Novembro de 2020. Tic-Tac. O relógio não pára, as normas e regras do Covid-19 tornam-se cada vez mais restritas e a consciência de que o tempo urge, porque a qualquer instante a pandemia nos troca as voltas, exerce pressão em todos nós. Desistir, suspender ou adiar poderia ser uma opção, tal a monstruosidade do que ainda faltava fazer. Não obstante as dificuldades constantes, que já são naturais nestes processos e que a pandemia muito reforçou, foi a dedicação, brio e competência profissional da equipa e o empenho e ânimo dos utentes que alimentou o desejo comum de apresentar, sob qualquer circunstância, um filme com qualidade e sensibilidade. Todos mereciam esse momento.

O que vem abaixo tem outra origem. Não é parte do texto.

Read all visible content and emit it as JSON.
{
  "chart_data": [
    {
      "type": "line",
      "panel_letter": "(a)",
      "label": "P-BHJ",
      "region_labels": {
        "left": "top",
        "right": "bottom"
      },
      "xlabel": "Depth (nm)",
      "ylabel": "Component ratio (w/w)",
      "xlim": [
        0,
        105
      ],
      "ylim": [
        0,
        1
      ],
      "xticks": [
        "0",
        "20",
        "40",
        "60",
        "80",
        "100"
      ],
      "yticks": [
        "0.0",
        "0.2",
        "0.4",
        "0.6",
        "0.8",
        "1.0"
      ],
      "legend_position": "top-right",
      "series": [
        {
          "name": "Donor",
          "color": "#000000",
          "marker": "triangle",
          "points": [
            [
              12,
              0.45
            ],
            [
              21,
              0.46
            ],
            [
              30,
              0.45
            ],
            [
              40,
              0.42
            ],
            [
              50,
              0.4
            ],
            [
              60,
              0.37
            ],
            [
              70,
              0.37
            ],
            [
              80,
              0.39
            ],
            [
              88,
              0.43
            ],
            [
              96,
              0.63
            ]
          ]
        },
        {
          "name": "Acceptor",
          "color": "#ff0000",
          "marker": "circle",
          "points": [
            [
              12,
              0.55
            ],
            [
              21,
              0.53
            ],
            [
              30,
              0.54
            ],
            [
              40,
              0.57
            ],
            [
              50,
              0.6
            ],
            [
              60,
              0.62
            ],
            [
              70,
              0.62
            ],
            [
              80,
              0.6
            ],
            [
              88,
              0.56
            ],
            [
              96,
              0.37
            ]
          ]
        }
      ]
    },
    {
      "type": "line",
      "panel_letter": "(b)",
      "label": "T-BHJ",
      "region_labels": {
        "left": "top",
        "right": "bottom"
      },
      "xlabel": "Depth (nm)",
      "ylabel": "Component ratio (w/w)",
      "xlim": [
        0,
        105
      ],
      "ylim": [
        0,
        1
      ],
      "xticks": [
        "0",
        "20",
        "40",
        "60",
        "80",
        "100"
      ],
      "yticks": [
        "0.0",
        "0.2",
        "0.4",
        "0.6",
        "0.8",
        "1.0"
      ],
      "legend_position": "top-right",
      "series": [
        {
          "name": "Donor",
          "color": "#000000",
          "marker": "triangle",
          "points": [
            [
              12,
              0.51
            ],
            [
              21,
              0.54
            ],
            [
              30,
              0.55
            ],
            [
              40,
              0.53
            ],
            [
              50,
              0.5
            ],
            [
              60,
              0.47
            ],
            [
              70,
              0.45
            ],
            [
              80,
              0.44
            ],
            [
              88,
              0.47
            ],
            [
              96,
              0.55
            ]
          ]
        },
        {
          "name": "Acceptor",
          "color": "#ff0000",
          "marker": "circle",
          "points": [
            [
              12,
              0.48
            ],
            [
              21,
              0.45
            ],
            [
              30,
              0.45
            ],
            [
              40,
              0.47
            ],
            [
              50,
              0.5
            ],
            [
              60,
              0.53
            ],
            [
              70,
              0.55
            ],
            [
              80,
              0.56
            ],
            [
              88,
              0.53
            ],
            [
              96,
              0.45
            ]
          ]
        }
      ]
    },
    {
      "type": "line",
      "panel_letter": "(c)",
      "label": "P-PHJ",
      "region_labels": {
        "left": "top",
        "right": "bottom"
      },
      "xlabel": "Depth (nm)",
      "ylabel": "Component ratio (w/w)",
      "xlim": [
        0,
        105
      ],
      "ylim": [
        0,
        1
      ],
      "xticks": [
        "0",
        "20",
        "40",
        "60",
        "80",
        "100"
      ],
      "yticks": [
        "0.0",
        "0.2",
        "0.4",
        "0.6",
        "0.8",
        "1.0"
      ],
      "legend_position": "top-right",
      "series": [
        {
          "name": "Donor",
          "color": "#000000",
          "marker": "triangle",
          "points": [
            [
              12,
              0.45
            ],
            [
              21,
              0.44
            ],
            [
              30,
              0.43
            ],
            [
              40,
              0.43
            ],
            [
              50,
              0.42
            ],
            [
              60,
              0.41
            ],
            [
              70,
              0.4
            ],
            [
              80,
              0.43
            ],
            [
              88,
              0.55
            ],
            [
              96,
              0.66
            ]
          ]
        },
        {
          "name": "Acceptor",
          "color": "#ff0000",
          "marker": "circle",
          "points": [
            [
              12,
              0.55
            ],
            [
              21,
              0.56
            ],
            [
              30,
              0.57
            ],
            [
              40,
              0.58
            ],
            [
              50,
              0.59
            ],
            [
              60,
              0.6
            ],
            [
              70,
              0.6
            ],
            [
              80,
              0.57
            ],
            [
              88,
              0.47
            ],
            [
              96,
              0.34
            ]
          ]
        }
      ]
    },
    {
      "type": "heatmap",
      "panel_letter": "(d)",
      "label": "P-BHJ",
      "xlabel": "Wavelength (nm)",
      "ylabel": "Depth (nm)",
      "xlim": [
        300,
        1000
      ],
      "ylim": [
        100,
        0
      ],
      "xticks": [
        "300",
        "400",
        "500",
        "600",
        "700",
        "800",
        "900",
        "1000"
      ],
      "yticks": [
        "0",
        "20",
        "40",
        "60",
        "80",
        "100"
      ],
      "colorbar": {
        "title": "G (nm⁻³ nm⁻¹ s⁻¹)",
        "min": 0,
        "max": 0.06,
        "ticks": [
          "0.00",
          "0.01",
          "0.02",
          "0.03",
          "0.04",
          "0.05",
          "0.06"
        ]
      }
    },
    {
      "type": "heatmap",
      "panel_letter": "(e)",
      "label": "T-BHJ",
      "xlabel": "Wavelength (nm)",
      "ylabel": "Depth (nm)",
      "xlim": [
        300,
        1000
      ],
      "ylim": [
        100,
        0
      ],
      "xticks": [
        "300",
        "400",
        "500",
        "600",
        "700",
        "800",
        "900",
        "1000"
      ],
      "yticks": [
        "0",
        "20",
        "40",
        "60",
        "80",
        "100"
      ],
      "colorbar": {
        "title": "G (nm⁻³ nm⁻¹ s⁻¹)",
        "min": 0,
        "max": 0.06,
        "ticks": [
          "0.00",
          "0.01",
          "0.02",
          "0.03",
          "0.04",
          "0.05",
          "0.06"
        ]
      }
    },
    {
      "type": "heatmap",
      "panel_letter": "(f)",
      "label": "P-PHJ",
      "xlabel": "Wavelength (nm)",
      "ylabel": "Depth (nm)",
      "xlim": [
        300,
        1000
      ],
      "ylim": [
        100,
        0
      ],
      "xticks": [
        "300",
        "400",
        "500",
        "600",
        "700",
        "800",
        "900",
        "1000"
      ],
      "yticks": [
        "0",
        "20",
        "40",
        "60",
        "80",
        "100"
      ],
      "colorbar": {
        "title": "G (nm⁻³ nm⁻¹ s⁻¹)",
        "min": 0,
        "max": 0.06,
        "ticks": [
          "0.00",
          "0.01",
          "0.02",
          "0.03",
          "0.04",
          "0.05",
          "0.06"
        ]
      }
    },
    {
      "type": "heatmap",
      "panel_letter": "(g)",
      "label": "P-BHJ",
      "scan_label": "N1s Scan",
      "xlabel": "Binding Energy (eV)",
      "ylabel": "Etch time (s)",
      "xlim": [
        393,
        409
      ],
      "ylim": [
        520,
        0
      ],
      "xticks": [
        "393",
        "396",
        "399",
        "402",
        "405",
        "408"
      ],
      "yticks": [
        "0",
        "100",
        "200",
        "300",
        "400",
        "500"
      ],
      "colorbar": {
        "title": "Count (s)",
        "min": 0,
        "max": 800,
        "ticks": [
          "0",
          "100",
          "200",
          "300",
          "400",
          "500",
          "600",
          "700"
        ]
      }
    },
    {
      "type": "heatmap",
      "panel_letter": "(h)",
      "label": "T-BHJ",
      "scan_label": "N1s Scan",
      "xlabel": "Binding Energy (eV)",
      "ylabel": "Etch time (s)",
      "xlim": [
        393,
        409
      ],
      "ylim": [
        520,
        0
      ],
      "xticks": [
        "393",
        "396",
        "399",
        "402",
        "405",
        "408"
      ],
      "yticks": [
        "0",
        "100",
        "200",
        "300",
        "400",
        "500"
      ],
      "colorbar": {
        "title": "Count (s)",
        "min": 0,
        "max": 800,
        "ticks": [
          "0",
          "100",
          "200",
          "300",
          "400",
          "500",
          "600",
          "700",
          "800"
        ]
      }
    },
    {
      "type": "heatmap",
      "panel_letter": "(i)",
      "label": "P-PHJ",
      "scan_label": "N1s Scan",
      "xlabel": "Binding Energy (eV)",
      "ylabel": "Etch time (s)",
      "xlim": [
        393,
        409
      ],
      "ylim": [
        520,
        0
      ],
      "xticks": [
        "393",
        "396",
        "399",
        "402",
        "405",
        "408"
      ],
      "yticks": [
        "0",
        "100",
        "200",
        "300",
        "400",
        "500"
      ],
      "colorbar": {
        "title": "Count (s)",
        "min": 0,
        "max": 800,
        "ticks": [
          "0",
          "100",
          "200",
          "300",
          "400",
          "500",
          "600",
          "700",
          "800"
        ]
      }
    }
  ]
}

Dezembro de 2020. Trailler. Teaser. Festival DiferenciArte – lançamento do filme “Pé de Feijão”. Pela primeira vez, os artistas da CERCIESTA não estariam em palco mas sentados à espera de se verem na tela do cinema. Nem por isso a ansiedade e nervosismo foram menores, bem se sentia no tremelicar constante das pernas, nas unhas a serem roídas, nos suspiros e agitação miudinha. O aplauso caloroso do público ajudou, uma vez mais, a temperar as emoções e o nervosismo deu lugar ao orgulho.

A CERCIESTA sente, de facto, um orgulho enorme pelo seu filme “Pé de Feijão”. Mais do que uma história de sonhos, de encontros e desencontros, é um poema vivo sobre a inclusão e a superação. Uma analogia mais do que perfeita sobre o trabalho e missão da CERCIESTA. Nós nada mais somos do que o moleiro, que apoia e percorre os caminhos da vida, com o peso da responsabilidade às costas, mas amparando sempre e sem hesitação os sonhos de cada um dos nossos artistas.

Agradecemos reconhecidamente a cada uma das pessoas que acreditou no projeto e que para ele contribuiu, com a cedência de espaços para filmagens, figurinos, adereços e apoio logístico. Um agradecimento especial à Clara Oliveira que, graciosamente, deu a voz à narrativa.

A todos os anónimos que nos acompanham e que pela CERCIESTA nutrem um carinho especial, muito obrigada. A vossa presença no DiferenciArte e nos outros momentos de exibição do filme, as mensagens de apoio nas redes sociais, são a força motriz que nos faz acreditar que transportar o nosso moinho pelos caminhos da vida vale a pena. São a rajada de vento que faz girar as velas e mover a mó pesada de pedra que, inerte no seu canto, ganha assim ritmo e força.

* Coordenadora do DiferenciArte – projeto artístico da CERCIESTA (Estarreja).